Most striking is, however, another histologic finding: Three out of five autopsies showed macrophage activation, the histopathologic correlate of secondary hemophagocytic lymphohistiocytosis (sHLH). Leading to multi organ failure due to excessive cytokine secretion, sHLH is a hyperinflammatory syndrome most frequently triggered by viral infections [17]. sHLH was described as a rare but severe complication also in COVID-19 patients in a late phase of the disease when Coronavirus-RNA is mostly not detectible anymore and systemic hyperinflammation mimics ongoing sepsis [18]. Frequently elevated d-dimer and the above mentioned thromboembolisms can also be explained in this context, as they are manifestations of defective procoagulant-anticoagulant balance [19]. Even though our patients didn’t meet all the criteria for sHLH, macrophage activation seems to be a frequently occurring complication in our institution—most likely due to our institution being a university hospital with many transferred patients from other hospitals.
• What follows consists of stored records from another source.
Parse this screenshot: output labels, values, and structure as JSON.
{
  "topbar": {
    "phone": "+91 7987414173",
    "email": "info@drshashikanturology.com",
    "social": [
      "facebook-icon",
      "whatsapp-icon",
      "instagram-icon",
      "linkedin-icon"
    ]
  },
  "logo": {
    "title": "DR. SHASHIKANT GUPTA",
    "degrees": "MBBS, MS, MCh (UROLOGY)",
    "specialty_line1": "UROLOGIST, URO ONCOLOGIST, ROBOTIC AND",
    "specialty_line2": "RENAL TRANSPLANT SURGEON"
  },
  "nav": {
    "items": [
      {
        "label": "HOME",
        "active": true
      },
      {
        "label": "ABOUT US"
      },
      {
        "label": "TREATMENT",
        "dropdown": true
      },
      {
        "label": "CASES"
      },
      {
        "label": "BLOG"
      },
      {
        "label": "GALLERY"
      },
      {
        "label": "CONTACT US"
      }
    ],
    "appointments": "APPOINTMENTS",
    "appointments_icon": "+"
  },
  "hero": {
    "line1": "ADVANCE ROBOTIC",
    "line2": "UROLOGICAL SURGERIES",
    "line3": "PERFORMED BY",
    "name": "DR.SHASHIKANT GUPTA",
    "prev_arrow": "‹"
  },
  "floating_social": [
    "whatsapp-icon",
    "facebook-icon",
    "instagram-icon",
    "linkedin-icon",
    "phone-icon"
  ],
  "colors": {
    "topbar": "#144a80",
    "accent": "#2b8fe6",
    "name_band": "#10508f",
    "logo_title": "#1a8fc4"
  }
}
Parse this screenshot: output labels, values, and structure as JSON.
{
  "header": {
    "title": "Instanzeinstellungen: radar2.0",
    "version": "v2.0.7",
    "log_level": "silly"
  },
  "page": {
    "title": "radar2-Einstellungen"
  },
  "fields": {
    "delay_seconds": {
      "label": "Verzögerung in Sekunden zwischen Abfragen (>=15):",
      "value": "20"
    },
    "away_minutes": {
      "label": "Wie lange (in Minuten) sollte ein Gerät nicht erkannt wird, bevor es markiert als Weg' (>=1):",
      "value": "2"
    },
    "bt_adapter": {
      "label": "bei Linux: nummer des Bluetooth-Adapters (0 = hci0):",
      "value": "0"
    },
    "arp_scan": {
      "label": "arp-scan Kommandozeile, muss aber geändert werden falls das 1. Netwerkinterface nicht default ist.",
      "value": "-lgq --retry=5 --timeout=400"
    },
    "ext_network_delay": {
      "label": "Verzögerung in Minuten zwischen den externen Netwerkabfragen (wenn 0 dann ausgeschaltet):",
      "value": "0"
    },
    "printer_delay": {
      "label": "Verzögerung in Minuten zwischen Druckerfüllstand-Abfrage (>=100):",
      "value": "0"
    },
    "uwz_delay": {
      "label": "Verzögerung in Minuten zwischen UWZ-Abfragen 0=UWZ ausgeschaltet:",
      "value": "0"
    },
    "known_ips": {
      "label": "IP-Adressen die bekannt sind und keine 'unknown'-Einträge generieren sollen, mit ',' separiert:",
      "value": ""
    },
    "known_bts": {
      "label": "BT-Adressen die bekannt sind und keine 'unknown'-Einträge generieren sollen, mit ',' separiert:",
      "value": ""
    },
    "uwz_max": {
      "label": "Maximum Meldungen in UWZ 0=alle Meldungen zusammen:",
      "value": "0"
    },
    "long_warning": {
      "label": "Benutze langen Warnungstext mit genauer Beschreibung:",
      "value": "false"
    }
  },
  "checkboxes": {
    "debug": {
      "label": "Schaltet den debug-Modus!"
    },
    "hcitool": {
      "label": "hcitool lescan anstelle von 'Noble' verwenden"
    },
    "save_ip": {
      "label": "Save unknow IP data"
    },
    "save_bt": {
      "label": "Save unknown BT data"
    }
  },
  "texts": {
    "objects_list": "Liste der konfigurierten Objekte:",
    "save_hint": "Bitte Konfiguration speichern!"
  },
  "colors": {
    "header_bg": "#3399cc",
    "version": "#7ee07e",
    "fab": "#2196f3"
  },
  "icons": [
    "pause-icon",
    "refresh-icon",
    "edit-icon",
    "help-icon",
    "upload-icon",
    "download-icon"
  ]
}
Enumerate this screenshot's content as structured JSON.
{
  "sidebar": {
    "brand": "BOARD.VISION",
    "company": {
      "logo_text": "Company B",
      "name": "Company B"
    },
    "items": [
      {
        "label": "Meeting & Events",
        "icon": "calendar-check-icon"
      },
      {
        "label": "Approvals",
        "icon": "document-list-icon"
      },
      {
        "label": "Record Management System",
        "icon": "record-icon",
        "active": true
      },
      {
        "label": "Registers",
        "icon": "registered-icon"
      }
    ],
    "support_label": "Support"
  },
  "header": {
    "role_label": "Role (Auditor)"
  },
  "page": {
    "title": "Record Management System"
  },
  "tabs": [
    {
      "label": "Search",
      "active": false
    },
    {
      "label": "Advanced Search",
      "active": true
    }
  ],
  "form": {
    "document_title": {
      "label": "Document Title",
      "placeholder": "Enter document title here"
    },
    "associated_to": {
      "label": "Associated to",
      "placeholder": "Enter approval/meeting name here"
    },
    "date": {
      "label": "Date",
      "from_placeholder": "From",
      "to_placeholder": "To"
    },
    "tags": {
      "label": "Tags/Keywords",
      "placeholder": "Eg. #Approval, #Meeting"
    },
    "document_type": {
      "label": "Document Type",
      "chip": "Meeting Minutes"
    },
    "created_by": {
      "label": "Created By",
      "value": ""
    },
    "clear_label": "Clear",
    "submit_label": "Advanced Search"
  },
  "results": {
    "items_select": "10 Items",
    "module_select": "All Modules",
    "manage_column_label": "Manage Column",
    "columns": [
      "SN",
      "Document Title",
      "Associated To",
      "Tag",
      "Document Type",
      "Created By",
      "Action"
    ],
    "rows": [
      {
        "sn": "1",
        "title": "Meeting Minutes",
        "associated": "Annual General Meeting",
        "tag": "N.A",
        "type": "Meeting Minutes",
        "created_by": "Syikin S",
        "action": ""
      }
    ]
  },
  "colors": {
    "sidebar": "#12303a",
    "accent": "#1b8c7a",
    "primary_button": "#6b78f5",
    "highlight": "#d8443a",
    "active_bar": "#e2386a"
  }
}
As a summary of the above findings the 68-year-old patient described in Fig 7 may be interesting. Although he survived COVID-19, liver enzymes and especially GGT increased up to his discharge against medical advice. Unsuspicious in sonography, magnetic resonance cholangiopancreatography (MRCP) revealed irregular bile ducts and suspected diagnosis of SSC was made. Liver specimen finally depicted inflammatory changes of the endothelium, bile ducts and sinusoids not fitting to the suspected diagnosis of SSC but similar to changes seen in misguided immune response e.g. in cases of rejection reaction following liver transplant.

This study has limitations: First, as a retrospective single-center study its generalizability is limited and it underlies a selection bias. Furthermore, since 14 patients of Cohort 2 were also included in Cohort 1, statistical power of Cohort 2 may be affected when removing them from the analysis. Second, only for a few patients, histologic correlation was available. Third, we only took the highest measured value of ALT for group assignment. Thereby different courses of liver enzyme elevation remain unconsidered.

In conclusion, in most cases of COVID-19 elevated liver enzymes cause little concern, as they are only mild to moderate. In these cases ultrasound is usually unremarkable. In severe cases though, especially at ICU, sonography can reveal vascular, cholestatic or inflammatory complications in the liver, which are associated with high mortality. It remains however unclear, whether these changes are caused by SARS-CoV-2 itself or by secondary hyperinflammation. Further studies are required to clarify the role of novel Coronavirus in acute liver damage.